Rosewood Theft Drives Corruption Along Cameroon-Nigeria Border
In the Bamanga forest of northern Cameroon, the sound of axes biting into tree trunks has become a part of everyday life. The axes are often wielded by local poachers or by those crossing the border from Nigeria. Their target: rosewood trees.
Africa’s rosewood trees, also known as kosso, are a prized resource for Chinese makers of luxury furniture. Environmental activists say China’s lust for rosewood lumber drives a black market that is corrupting government officials and tribal leaders, undercutting international protections, and devastating the environment.
According to Raphael Edou, Benin’s former minister for environment, rosewood poaching in Cameroon also weakens the rule of law there. Benin was an early target of the Chinese-driven rosewood trade.
“Cross-border trafficking is usually rooted in well-organized criminal networks that link certain community leaders, timber traders (local, regional and national) and foreign businessmen in charge of export,” Edou, who is now Africa program manager for the nonprofit Environmental Investigation Agency (EIA), told the Museba Project. The project investigated rosewood poaching in Cameroon and Nigeria.
$12 Per Log
The story of rosewood poaching in Cameroon starts with farmers and herders looking to make extra money. At 25 to 30 meters tall, a mature tree can be worth hundreds of dollars — many times the average monthly income in Cameroon.

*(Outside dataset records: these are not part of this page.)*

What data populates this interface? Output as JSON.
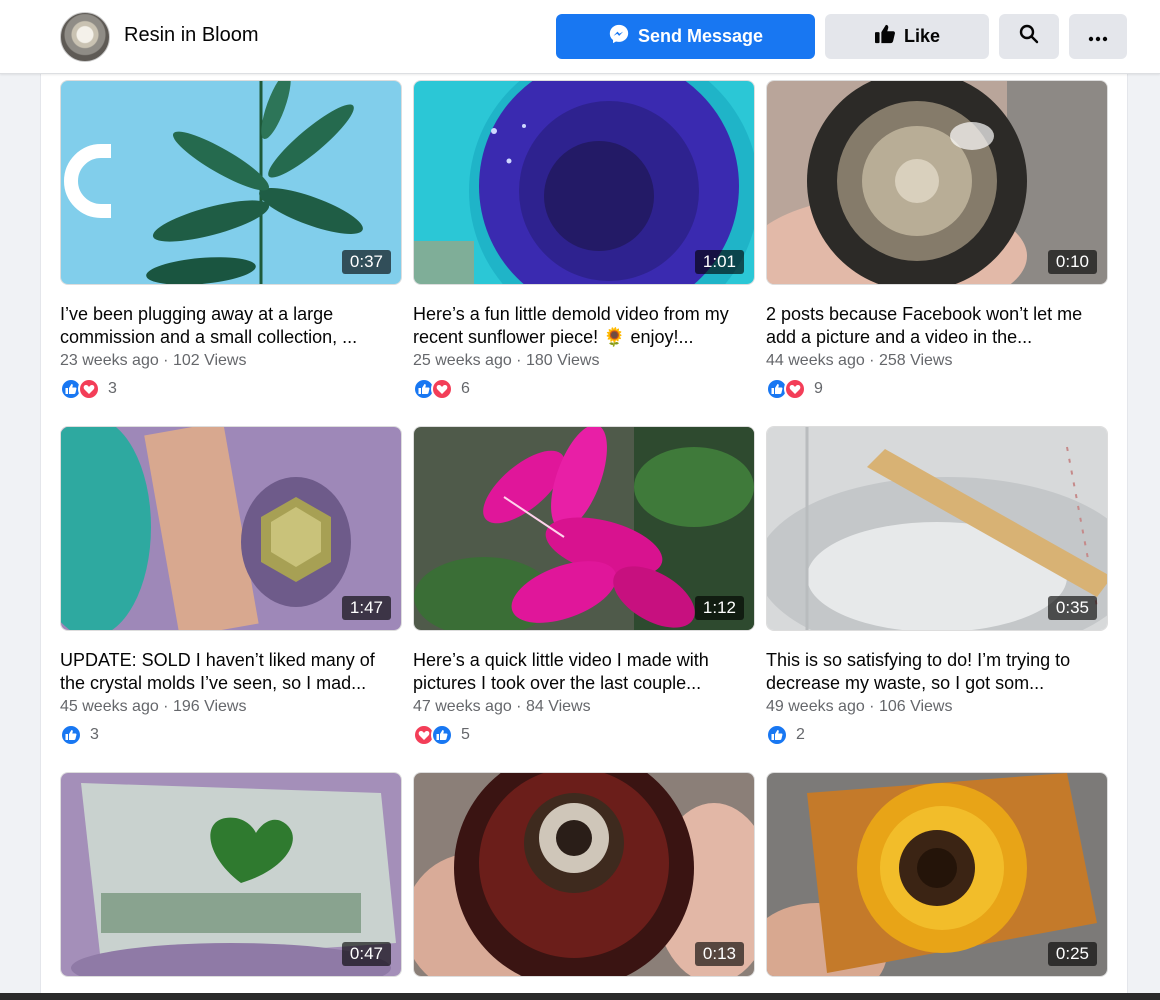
{
  "header": {
    "page_name": "Resin in Bloom",
    "send_label": "Send Message",
    "like_label": "Like",
    "icons": {
      "send": "messenger-icon",
      "like": "thumbs-up-icon",
      "search": "search-icon",
      "more": "more-dots-icon"
    }
  },
  "colors": {
    "primary": "#1877f2",
    "like": "#1877f2",
    "love": "#f33e58"
  },
  "videos": [
    {
      "duration": "0:37",
      "caption": "I’ve been plugging away at a large commission and a small collection, ...",
      "age": "23 weeks ago",
      "views": "102 Views",
      "reactions": [
        "like",
        "love"
      ],
      "count": "3"
    },
    {
      "duration": "1:01",
      "caption": "Here’s a fun little demold video from my recent sunflower piece! 🌻 enjoy!...",
      "age": "25 weeks ago",
      "views": "180 Views",
      "reactions": [
        "like",
        "love"
      ],
      "count": "6"
    },
    {
      "duration": "0:10",
      "caption": "2 posts because Facebook won’t let me add a picture and a video in the...",
      "age": "44 weeks ago",
      "views": "258 Views",
      "reactions": [
        "like",
        "love"
      ],
      "count": "9"
    },
    {
      "duration": "1:47",
      "caption": "UPDATE: SOLD I haven’t liked many of the crystal molds I’ve seen, so I mad...",
      "age": "45 weeks ago",
      "views": "196 Views",
      "reactions": [
        "like"
      ],
      "count": "3"
    },
    {
      "duration": "1:12",
      "caption": "Here’s a quick little video I made with pictures I took over the last couple...",
      "age": "47 weeks ago",
      "views": "84 Views",
      "reactions": [
        "love",
        "like"
      ],
      "count": "5"
    },
    {
      "duration": "0:35",
      "caption": "This is so satisfying to do! I’m trying to decrease my waste, so I got som...",
      "age": "49 weeks ago",
      "views": "106 Views",
      "reactions": [
        "like"
      ],
      "count": "2"
    },
    {
      "duration": "0:47"
    },
    {
      "duration": "0:13"
    },
    {
      "duration": "0:25"
    }
  ]
}
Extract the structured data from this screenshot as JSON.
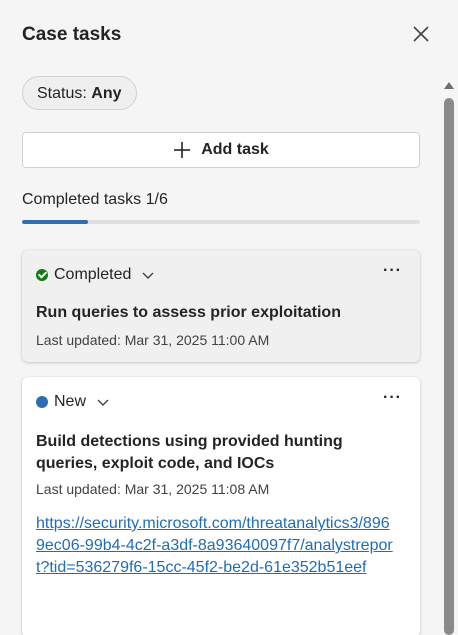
{
  "panel": {
    "title": "Case tasks",
    "close_icon": "close-icon"
  },
  "filter": {
    "label": "Status:",
    "value": "Any"
  },
  "add_task": {
    "label": "Add task",
    "icon": "plus-icon"
  },
  "progress": {
    "label": "Completed tasks 1/6",
    "fraction": 0.1667,
    "color": "#2f6db5"
  },
  "tasks": [
    {
      "status": "Completed",
      "status_color": "#107c10",
      "title": "Run queries to assess prior exploitation",
      "updated": "Last updated: Mar 31, 2025 11:00 AM",
      "more": "···"
    },
    {
      "status": "New",
      "status_color": "#2f6db5",
      "title": "Build detections using provided hunting queries, exploit code, and IOCs",
      "updated": "Last updated: Mar 31, 2025 11:08 AM",
      "link": "https://security.microsoft.com/threatanalytics3/8969ec06-99b4-4c2f-a3df-8a93640097f7/analystreport?tid=536279f6-15cc-45f2-be2d-61e352b51eef",
      "more": "···"
    }
  ]
}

Each tree is cut into logs about 2 meters long and half a meter on each side. Each log is worth about $12 for poachers. The dimensions are mandatory for the logs to stack in shipping containers for their trip to China. Bribes clear the path for the logs past Cameroonian forest rangers, Nigerian tribal chiefs, Nigerian environmental officials and, ultimately, port authorities in Lagos.
From there, the logs disappear into a global market for tropical hardwoods valued at more than $3 billion. Eighty percent of that lumber ends up in China, according to the United Nations’ “World Wildlife Crime Report 2020.” One-fifth of the trade is described as rosewood.
China’s appetite for rosewood has made the commodity the world’s most trafficked wildlife product. The trafficking of rosewood logs account for 35% of all illegal wildlife trafficking —more than elephants, rhinos, pangolins and reptiles combined, according to the World Wildlife Crime Report.
In 2017 and 2018, African countries accounted for virtually all the rosewood lumber imported by China, according to the report.
The rosewood poaching happening between Cameroon and Nigeria echoes similar practices that have gone on for many years along the border of The Gambia and Senegal’s southern Casamance region.
The Gambia exports millions of dollars of rosewood logs from its port in Banjul every year, despite the fact that poaching has virtually erased its own rosewood supply.
A BBC Africa Eye report found that many of those logs come from forests in Casamance, where they are illegally trucked into The Gambia, warehoused and later certified as legal products of that country. Senegal has banned the cutting of rosewood trees. The leaders of both countries have pledged to crack down on rosewood poaching.
The most popular rosewood species, Dalbergia and Pterocarpus, are protected under CITES, the Convention on International Trade in Endangered Species. Nigeria was the second country to sign on to CITES when it was adopted in 1974. Cameroon joined in 1981. Senegal and The Gambia also are part of CITES.
Under CITES, countries must ensure that rosewood harvesting is done legally and sustainably. It’s not clear that either of those conditions are being met in the Bamanga forest.
Nigeria remains Africa’s largest exporter of rosewood. According to a 2017 EIA investigation, more than 40 shipping containers packed with rosewood logs left Lagos bound for China every day between January 2014 and June 2017. In 2017 alone, the country shipped more than 475,000 cubic meters of rosewood abroad, according to the U.N.
How much of that rosewood came from Cameroon? It’s hard to say.
What’s clear is that Nigerian poachers and their Chinese backers moved into Cameroon after destroying their own rosewood stocks in the northern states of Cross River, Adamawa, Taraba, Kaduna and Ondo. Cameroon’s 22 million hectares of tropical forest were ripe for exploiting.
“When Nigerian traffickers saw that forest resources were depleted when they had to continue to meet Chinese demand, they began crossing the border to illegally cut Kosso into neighboring Cameroon,” the Museba Project reported.